532 What is important to understand and to concern ourselves with anew is the phase when only as maximum disorderliness occurs and only as myriads of disorderly, interdisposed groups of mistily lesser or foggily greater densities of disorderliness in many locations of Universe, tentative precloud pulsations occur on the myriads of nonsimultaneous critical thresholds of the moments-of-imminence of cosmically localizing, thereafter to become progressively denser, yet only locally within their interclearing and convergence, owing to varying dominances of radiational and gravitational forces, and, at first and for long, progressively disorderly for aeons vast quantities of energetic Universe are at all times preoccupied in this still disorderly limbo and thus still unconceptualizable vacillating condition, and ergo large quantities of cosmic energy are undifferentiated and not yet accountably associable as a certifiable entity.

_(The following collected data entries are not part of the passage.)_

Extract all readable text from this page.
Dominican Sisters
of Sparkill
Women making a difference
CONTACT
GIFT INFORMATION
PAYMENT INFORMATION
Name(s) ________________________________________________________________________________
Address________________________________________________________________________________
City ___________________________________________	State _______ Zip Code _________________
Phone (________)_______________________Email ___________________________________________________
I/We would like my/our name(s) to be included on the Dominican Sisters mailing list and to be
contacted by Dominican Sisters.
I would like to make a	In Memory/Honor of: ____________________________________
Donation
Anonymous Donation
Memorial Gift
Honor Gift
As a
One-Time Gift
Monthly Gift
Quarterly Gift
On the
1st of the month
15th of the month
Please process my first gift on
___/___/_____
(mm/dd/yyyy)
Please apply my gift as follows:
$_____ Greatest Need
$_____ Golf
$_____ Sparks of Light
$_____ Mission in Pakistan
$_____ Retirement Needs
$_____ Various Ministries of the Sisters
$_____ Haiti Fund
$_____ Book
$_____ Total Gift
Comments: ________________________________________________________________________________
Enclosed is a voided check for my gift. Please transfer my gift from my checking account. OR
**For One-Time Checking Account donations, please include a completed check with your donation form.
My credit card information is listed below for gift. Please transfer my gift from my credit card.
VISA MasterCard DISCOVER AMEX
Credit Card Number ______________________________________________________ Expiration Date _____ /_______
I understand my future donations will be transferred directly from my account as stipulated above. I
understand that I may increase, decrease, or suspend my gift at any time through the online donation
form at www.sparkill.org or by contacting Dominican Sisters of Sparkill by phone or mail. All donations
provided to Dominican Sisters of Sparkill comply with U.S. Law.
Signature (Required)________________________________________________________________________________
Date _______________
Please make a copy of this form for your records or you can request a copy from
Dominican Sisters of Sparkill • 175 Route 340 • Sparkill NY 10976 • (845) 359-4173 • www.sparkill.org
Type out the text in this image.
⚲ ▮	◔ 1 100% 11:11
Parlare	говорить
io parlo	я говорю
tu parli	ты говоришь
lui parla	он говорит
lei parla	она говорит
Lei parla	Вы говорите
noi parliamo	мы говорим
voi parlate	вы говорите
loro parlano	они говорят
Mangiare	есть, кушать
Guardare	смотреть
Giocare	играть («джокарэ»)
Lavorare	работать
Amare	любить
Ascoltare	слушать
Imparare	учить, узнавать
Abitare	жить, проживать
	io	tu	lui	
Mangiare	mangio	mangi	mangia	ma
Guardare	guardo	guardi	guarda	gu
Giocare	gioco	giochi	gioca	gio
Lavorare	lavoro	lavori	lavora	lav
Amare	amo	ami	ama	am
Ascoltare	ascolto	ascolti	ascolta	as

533 After aeons of subcomponents interacting in the void of darkness, gradually, on the face of the deep, gravitationally collecting clouds once again began to appear and their relentless trending eventually in new creation would render once more cosmos out of chaos.

534 Synergetics reveals much more about the way energy quanta become temporarily vectorially lost to cosmic account, yet are realistically recoverable by Universe through the octahedron as conservation and annihilation model.

535 This pre-Magellanic-cloud, prestardust, preanything, for-the-time-being-inevident, nonconceptual, unimaginable, only-potentially-unlost, and only-in-pure-principle-recoverable phenomenon physically demonstrates my transformation model and shows the octahedron in its annihilation and conservation modes.

536 The vastness of overlapping unaccountability is difficult for those unschooled in synergetics to comprehend—resorting to explanations involving inverted energies, black holes, and latent phases—within an ever vastly regenerative Universe, with its multinonsimultaneity and, only in overall eternity, regenerativity.